What I find remarkable now is how much of my later interests fit into the story. Just over ten years after first reading "Yanqui Doodle" I would travel to Nicaragua and spend a few weeks living with people in a barrio in Managua. Before that, my political views had shifted from the conservative stance my parents held when I was young to varieties of left-wing radicalism throughout college and after. Despite all the incarnations, moderations, qualms, quibbles, and cop-outs these views suffered through the years, I have remained staunchly anti-militarist. The ending of "Yanqui Doodle" (in which the protagonist escapes from the hospital, gets some drugs, and, purely by luck, encounters members of the U.S. Congressional Armed Services Committee and realizes that they are his true enemy) is marred by a preachiness of tone and situation, but I'm now a longstanding member of the choir supporting the sermon.
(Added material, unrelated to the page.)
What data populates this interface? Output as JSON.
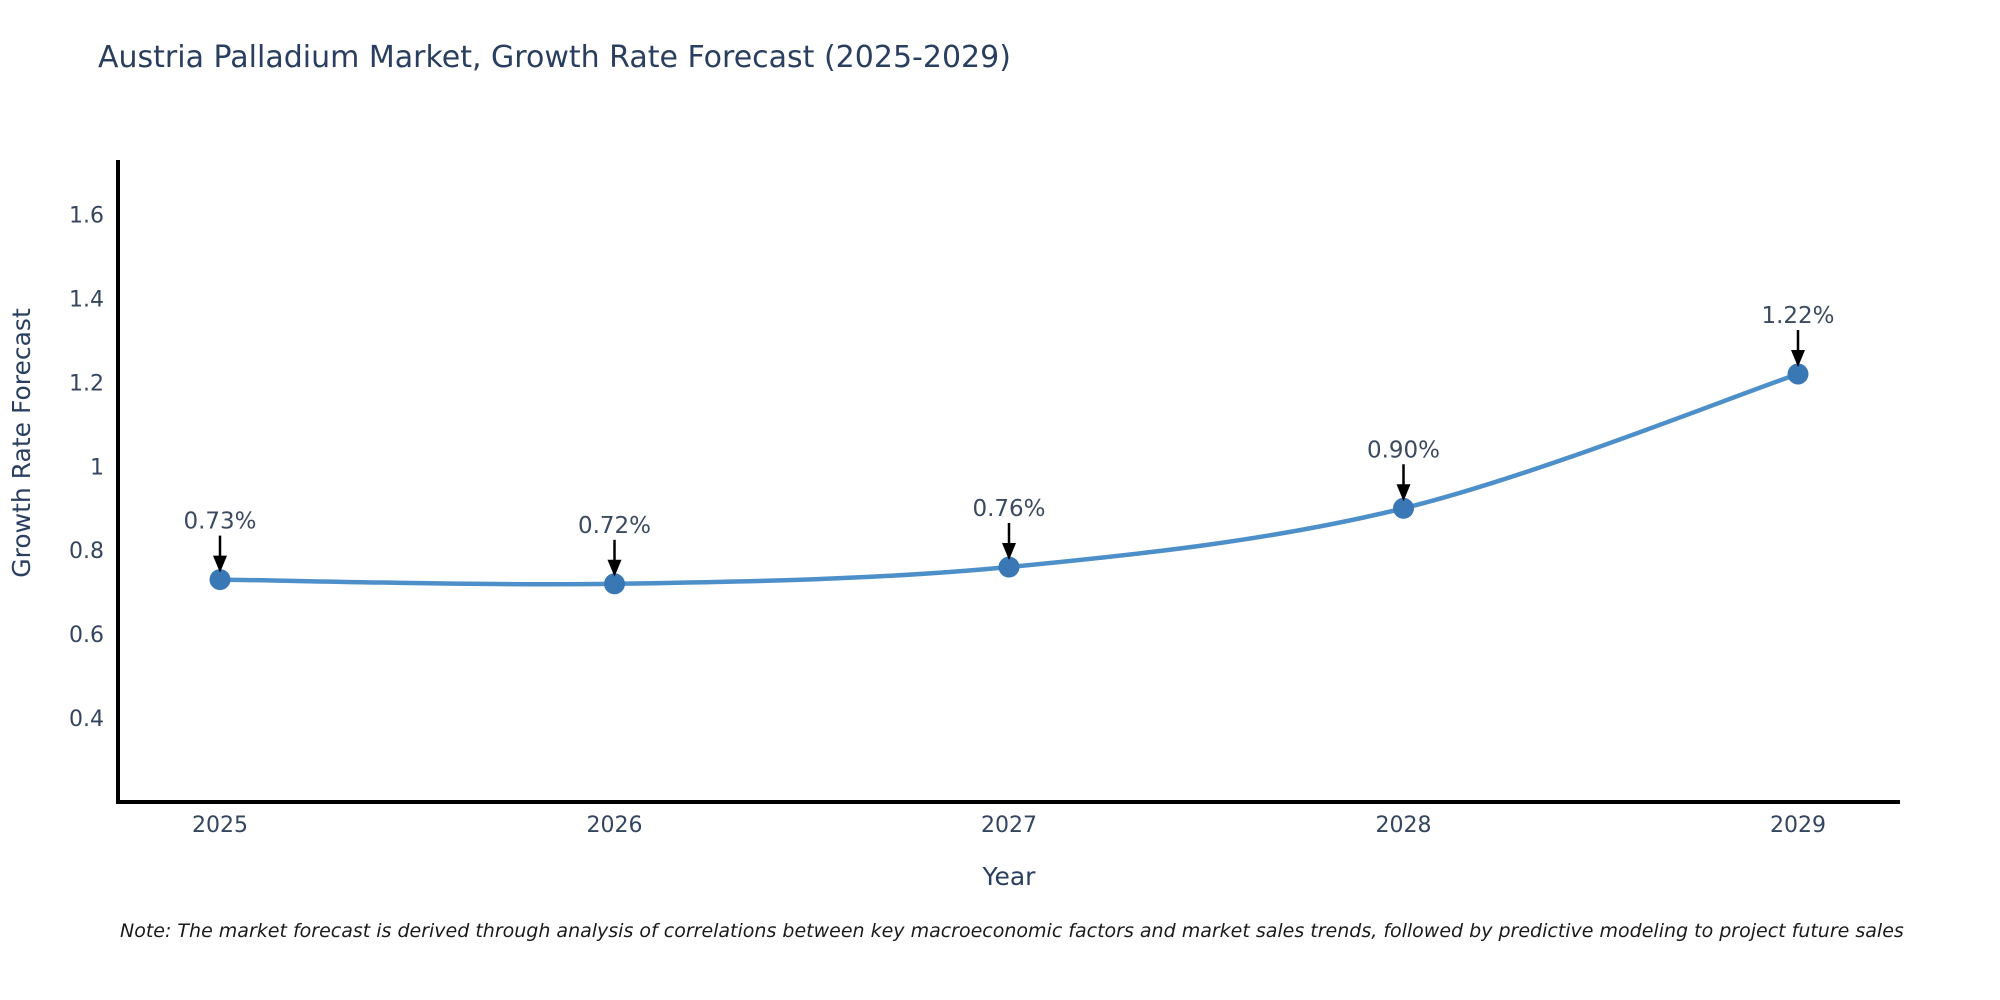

It's as if certain stories have the power to predict us. The kid who read the Tiptree obituary, stunned at the suicide and the woman behind the male name, would soon enough be wandering through a labyrinth of his own conflicting experiences of gender and sexual identity. The kid who read about a drug-addled soldier in an imperial war in Latin America would soon enough be marching for causes, boycotting anything at the drop of an accusation, learning basic Spanish, and hearing tales of mined harbors from people whose parents and children and siblings had been killed by bullets imported by Oliver North. The kid who wondered why a story like "Yanqui Doodle" had been published in a science fiction magazine would eventually become an advocate for stories that question and reconfigure even the broadest definitions of "science fiction."
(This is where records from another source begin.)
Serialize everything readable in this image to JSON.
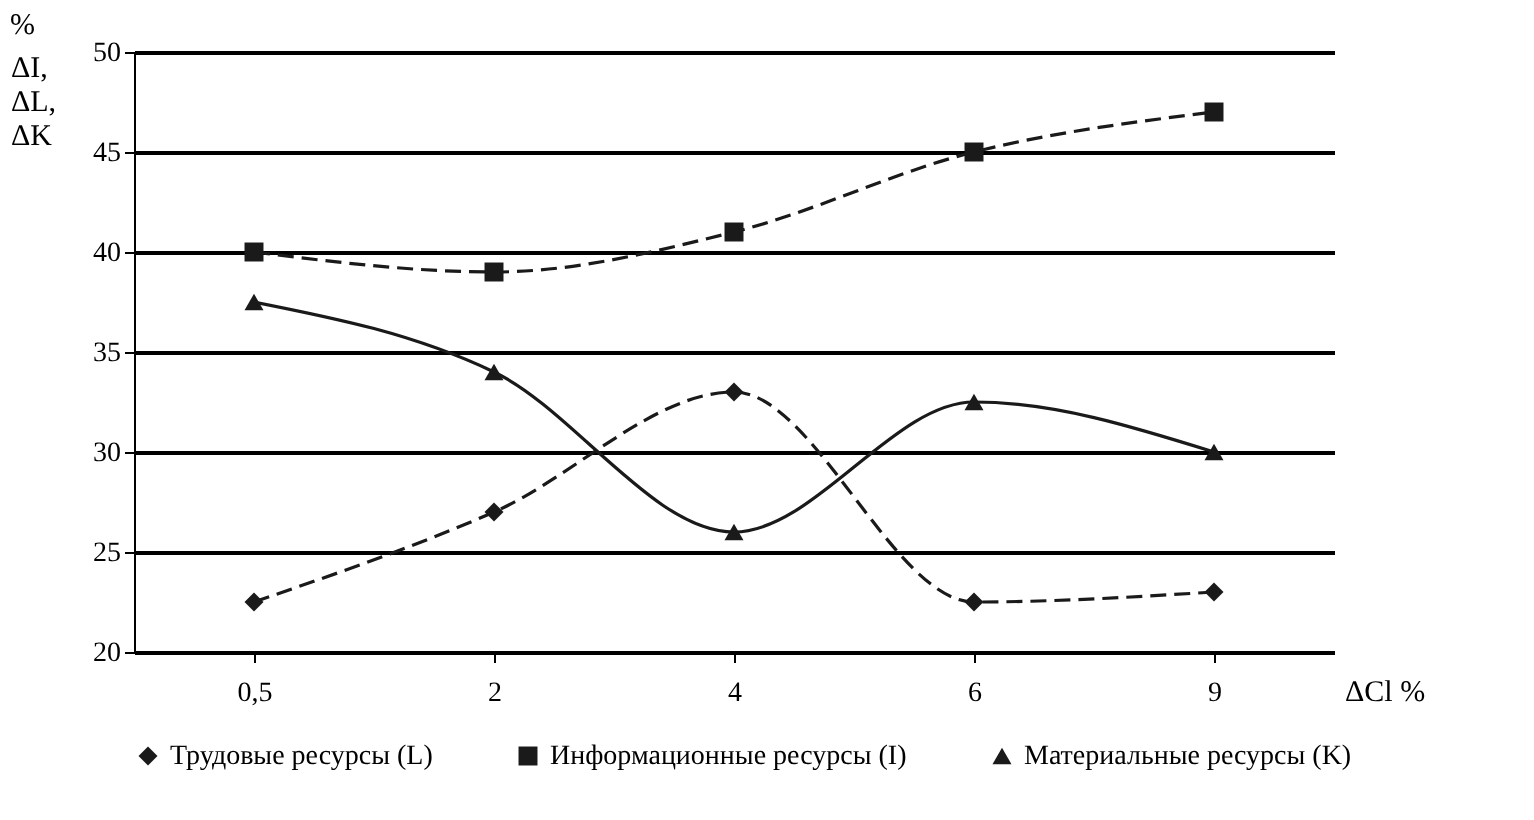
{
  "chart_data": {
    "type": "line",
    "xlabel": "ΔCl %",
    "ylabel": "ΔI, ΔL, ΔK",
    "annotations": [
      "%"
    ],
    "categories": [
      "0,5",
      "2",
      "4",
      "6",
      "9"
    ],
    "series": [
      {
        "name": "Трудовые ресурсы (L)",
        "color": "#1a1a1a",
        "marker": "diamond",
        "line_style": "dashed",
        "values": [
          22.5,
          27,
          33,
          22.5,
          23
        ]
      },
      {
        "name": "Информационные ресурсы (I)",
        "color": "#1a1a1a",
        "marker": "square",
        "line_style": "dashed",
        "values": [
          40,
          39,
          41,
          45,
          47
        ]
      },
      {
        "name": "Материальные ресурсы (K)",
        "color": "#1a1a1a",
        "marker": "triangle",
        "line_style": "solid",
        "values": [
          37.5,
          34,
          26,
          32.5,
          30
        ]
      }
    ],
    "ylim": [
      20,
      50
    ],
    "yticks": [
      20,
      25,
      30,
      35,
      40,
      45,
      50
    ],
    "grid": "y",
    "legend": "bottom"
  }
}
"Yanqui Doodle" didn't make me who I am. If Alice Sheldon had never decided to write fiction, or if I had never discovered her work, I doubt that I would be a much different person. And yet because the story did exist, and because I happened to read it when I did, and because it was written well enough to etch at least a few lines of itself into my memory, it became a part of who I have been. Therein lies one of the great joys of reading. Some stories change our lives, but many others settle down in the recesses of our personalities, echoing the patterns that make us who we are. The great moments of epiphany and change are exhilarating, but it's all those other stories, the ones that tag along with us, and sometimes run ahead, that make a reader's journey through life one of substance and depth.